Handle OSError to properly recycle SSL connection, fix infinite loop
Here's a stack trace we had our logs flooded with.
[07/15/2020 08:51:14.799: ERROR/kafka.producer.sender] Uncaught error in kafka producer I/O thread Traceback (most recent call last): File "/usr/local/lib/python3.6/site-packages/kafka/producer/sender.py", line 60, in run self.run_once() File "/usr/local/lib/python3.6/site-packages/kafka/producer/sender.py", line 160, in run_once self._client.poll(timeout_ms=poll_timeout_ms) File "/usr/local/lib/python3.6/site-packages/kafka/client_async.py", line 580, in poll self._maybe_connect(node_id) File "/usr/local/lib/python3.6/site-packages/kafka/client_async.py", line 390, in _maybe_connect conn.connect() File "/usr/local/lib/python3.6/site-packages/kafka/conn.py", line 426, in connect if self._try_handshake(): File "/usr/local/lib/python3.6/site-packages/kafka/conn.py", line 505, in _try_handshake self._sock.do_handshake() File "/usr/local/lib/python3.6/ssl.py", line 1077, in do_handshake self._sslobj.do_handshake() File "/usr/local/lib/python3.6/ssl.py", line 689, in do_handshake self._sslobj.do_handshake() OSError: [Errno 0] Error
The problem is Python 3.6 is returning OSError, which is not expected. Such exception is propagated to the caller and code making recycling of such connection is not executed. Therefore, Producer is guaranteed to get the same exception on a next call to poll().
Throwing of OSError doesn't seem to be documented even in latest Python docs. See 3.8 docs, but there are signs of it in 3.8 source code.
anything else needed here @dpkp and @jeffwidman ?

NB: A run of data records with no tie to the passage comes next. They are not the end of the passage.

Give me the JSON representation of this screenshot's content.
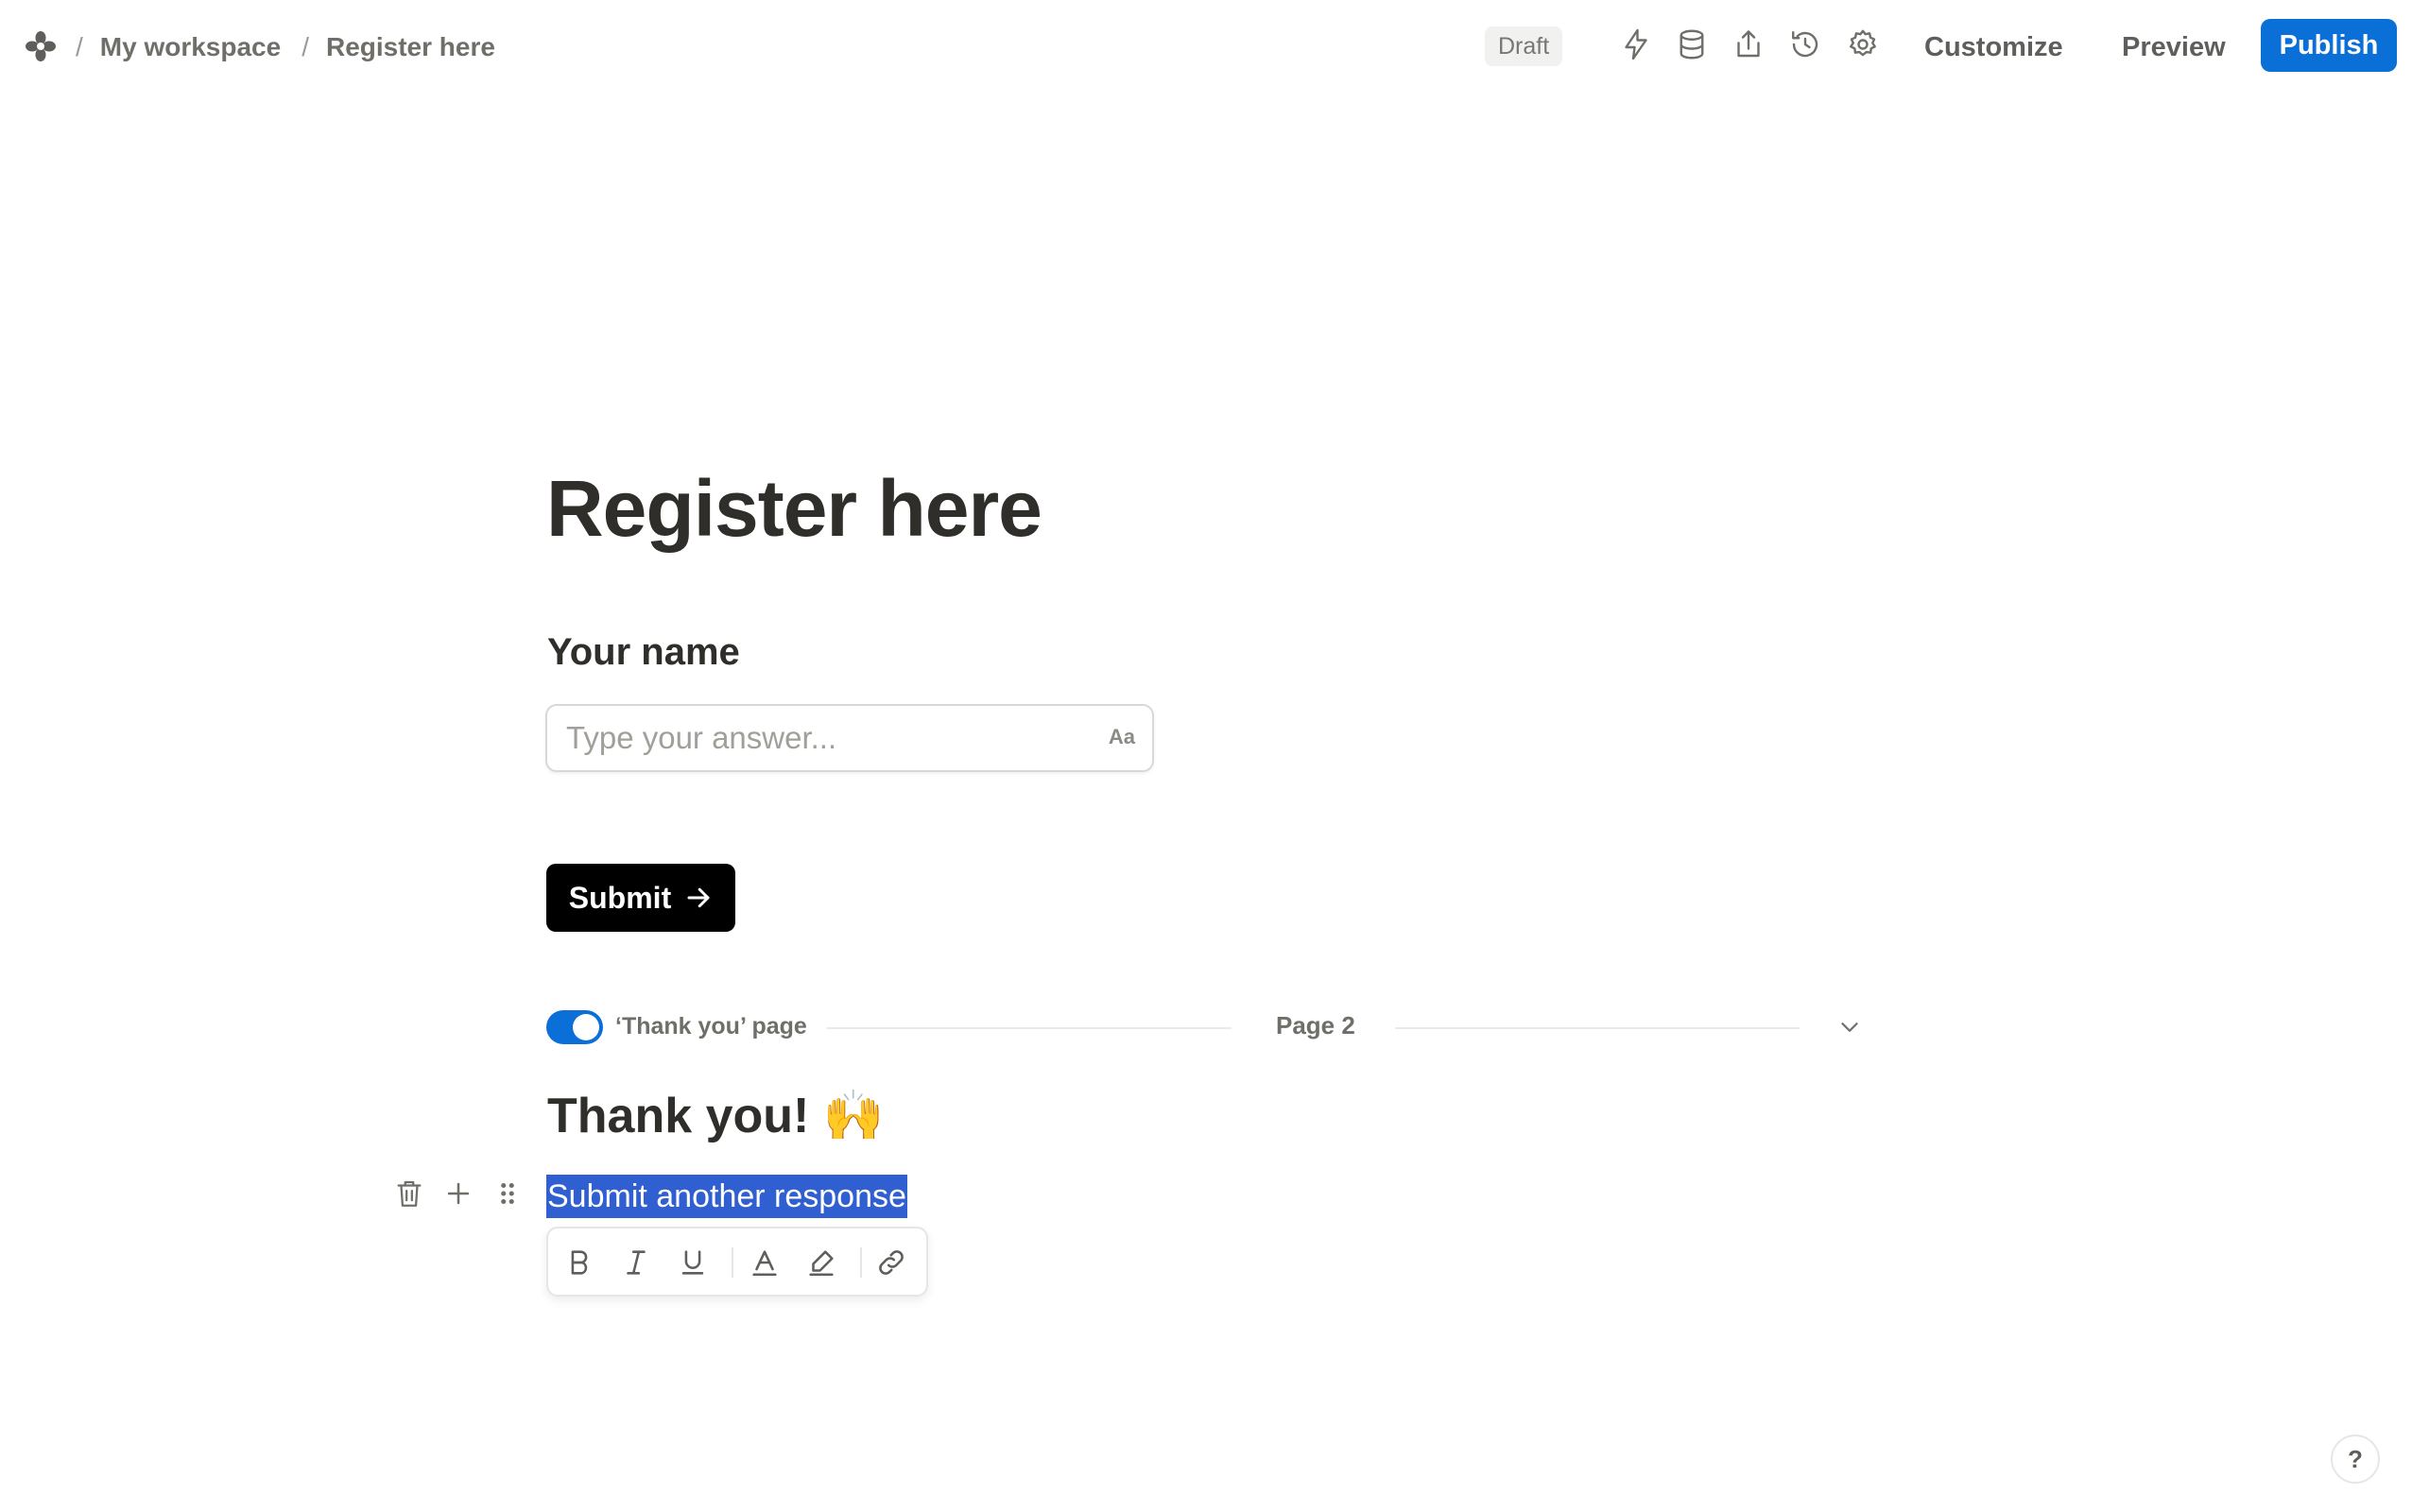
{
  "breadcrumb": {
    "workspace": "My workspace",
    "form": "Register here",
    "separator": "/"
  },
  "header": {
    "status_badge": "Draft",
    "icons": [
      "lightning-icon",
      "database-icon",
      "share-icon",
      "history-icon",
      "gear-icon"
    ],
    "customize_label": "Customize",
    "preview_label": "Preview",
    "publish_label": "Publish",
    "accent_color": "#0a6fd6"
  },
  "form": {
    "title": "Register here",
    "question_label": "Your name",
    "answer_placeholder": "Type your answer...",
    "answer_type_indicator": "Aa",
    "submit_label": "Submit"
  },
  "page_divider": {
    "thank_you_toggle_on": true,
    "thank_you_label": "‘Thank you’ page",
    "page_label": "Page 2"
  },
  "thank_you_page": {
    "heading": "Thank you! 🙌",
    "selected_text": "Submit another response"
  },
  "format_toolbar": {
    "buttons": [
      "bold-icon",
      "italic-icon",
      "underline-icon",
      "text-color-icon",
      "highlight-icon",
      "link-icon"
    ]
  },
  "help": {
    "label": "?"
  }
}
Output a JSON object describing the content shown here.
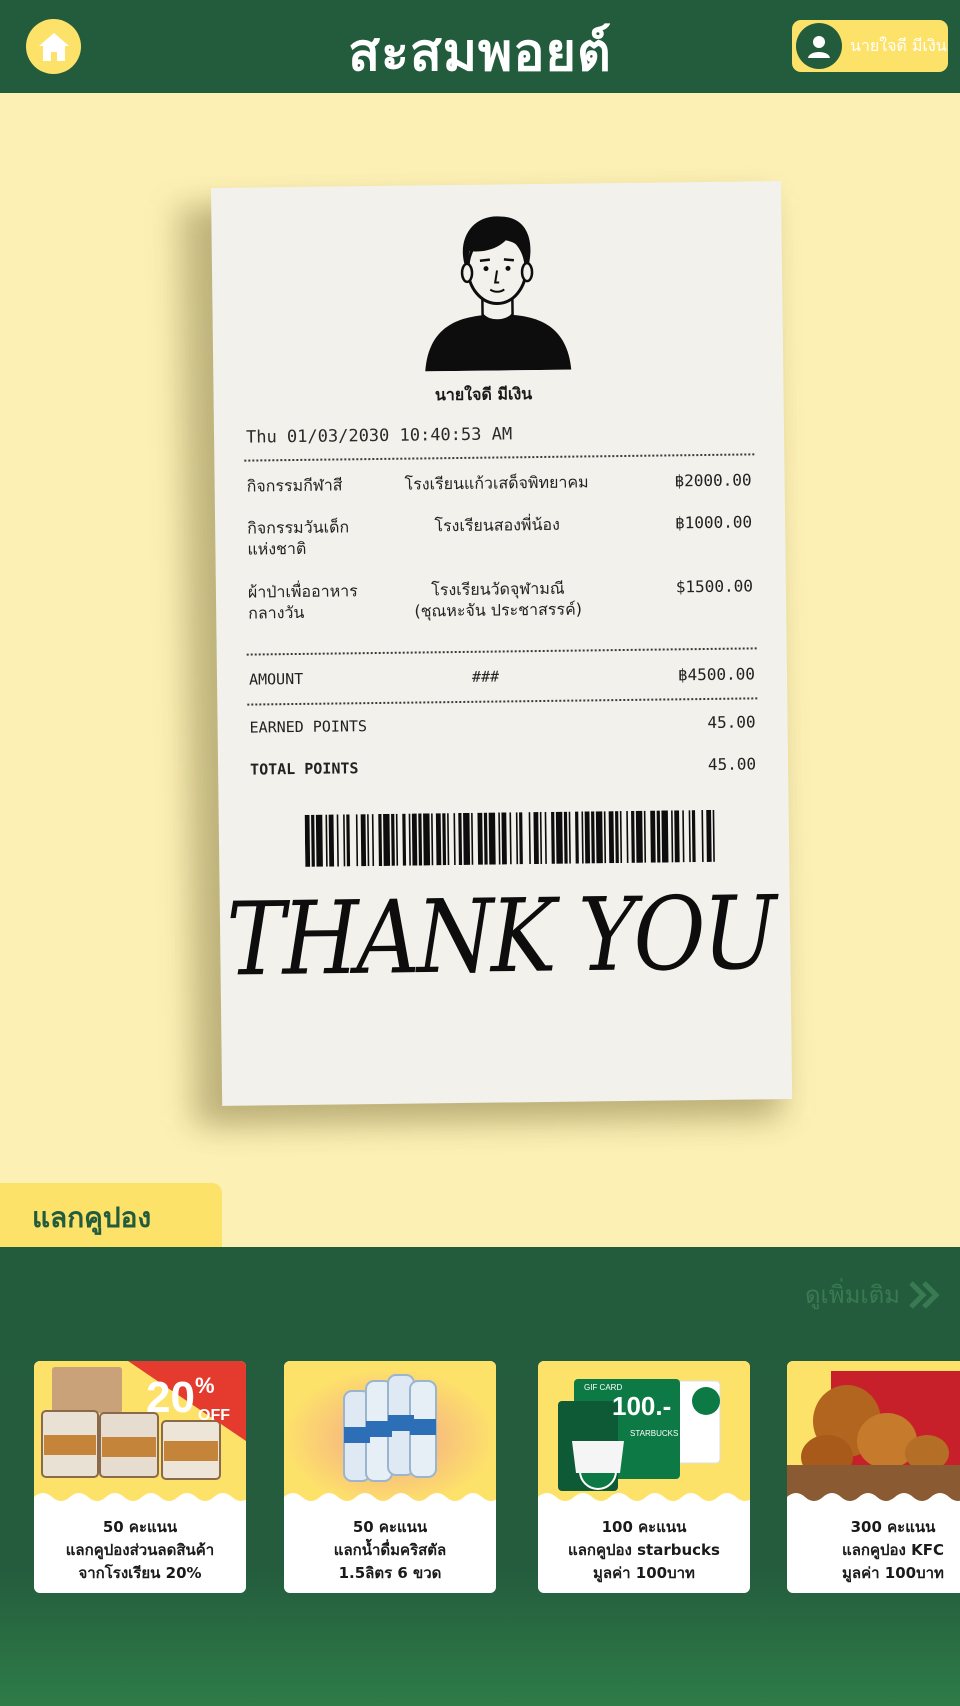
{
  "header": {
    "title": "สะสมพอยต์",
    "user_name": "นายใจดี มีเงิน"
  },
  "receipt": {
    "name": "นายใจดี   มีเงิน",
    "datetime": "Thu 01/03/2030 10:40:53 AM",
    "items": [
      {
        "activity": "กิจกรรมกีฬาสี",
        "school": "โรงเรียนแก้วเสด็จพิทยาคม",
        "amount": "฿2000.00"
      },
      {
        "activity": "กิจกรรมวันเด็กแห่งชาติ",
        "school": "โรงเรียนสองพี่น้อง",
        "amount": "฿1000.00"
      },
      {
        "activity": "ผ้าป่าเพื่ออาหารกลางวัน",
        "school": "โรงเรียนวัดจุฬามณี (ชุณหะจัน ประชาสรรค์)",
        "amount": "$1500.00"
      }
    ],
    "amount_label": "AMOUNT",
    "amount_mid": "###",
    "amount_total": "฿4500.00",
    "earned_label": "EARNED POINTS",
    "earned_value": "45.00",
    "total_label": "TOTAL POINTS",
    "total_value": "45.00",
    "thank_you": "THANK YOU"
  },
  "coupons": {
    "section_title": "แลกคูปอง",
    "see_more": "ดูเพิ่มเติม",
    "cards": [
      {
        "line1": "50 คะแนน",
        "line2": "แลกคูปองส่วนลดสินค้า",
        "line3": "จากโรงเรียน 20%",
        "badge": "20",
        "badge_pct": "%",
        "badge_off": "OFF"
      },
      {
        "line1": "50 คะแนน",
        "line2": "แลกน้ำดื่มคริสตัล",
        "line3": "1.5ลิตร 6 ขวด"
      },
      {
        "line1": "100 คะแนน",
        "line2": "แลกคูปอง starbucks",
        "line3": "มูลค่า 100บาท",
        "gift_label": "GIF CARD",
        "gift_value": "100.-",
        "gift_brand": "STARBUCKS CARD"
      },
      {
        "line1": "300 คะแนน",
        "line2": "แลกคูปอง KFC",
        "line3": "มูลค่า 100บาท"
      }
    ]
  },
  "colors": {
    "primary_green": "#235c3d",
    "accent_yellow": "#fde26a",
    "background": "#fdf0b4",
    "paper": "#f2f1ec"
  },
  "icons": {
    "home": "home-icon",
    "user": "user-icon",
    "see_more": "double-chevron-right-icon"
  }
}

OSError is a very broad exception and has different coverage in different python versions. Can we narrow this down at all?
@dpkp we can't. I have seen it (not its subclass) thrown in my application and Python source code also suggests that it can be thrown in certain situation. I'm afraid we would have to apply this due to way Python is developed.
It looks like this is a python bug that has been resolved in recent versions of python: https://bugs.python.org/issue31122
I'd prefer to try to limit this to cases where known buggy versions of python are running, and also to limit it to errno=0 (note the stacktrace OSError: [Errno 0] Error)
Could we just add a case to the exception handler in conn.py (_try_handshake.py:513)? I think the self.close here is the key to handling this case properly. Otherwise, it appears that the connection error gets recycled, not the connection itself, leaving us with an endless loop of logging the error.
except OSError as ex:
if ex.errno == 0:
log.warning('SSL connection closed by server during handshake: OSError 0.')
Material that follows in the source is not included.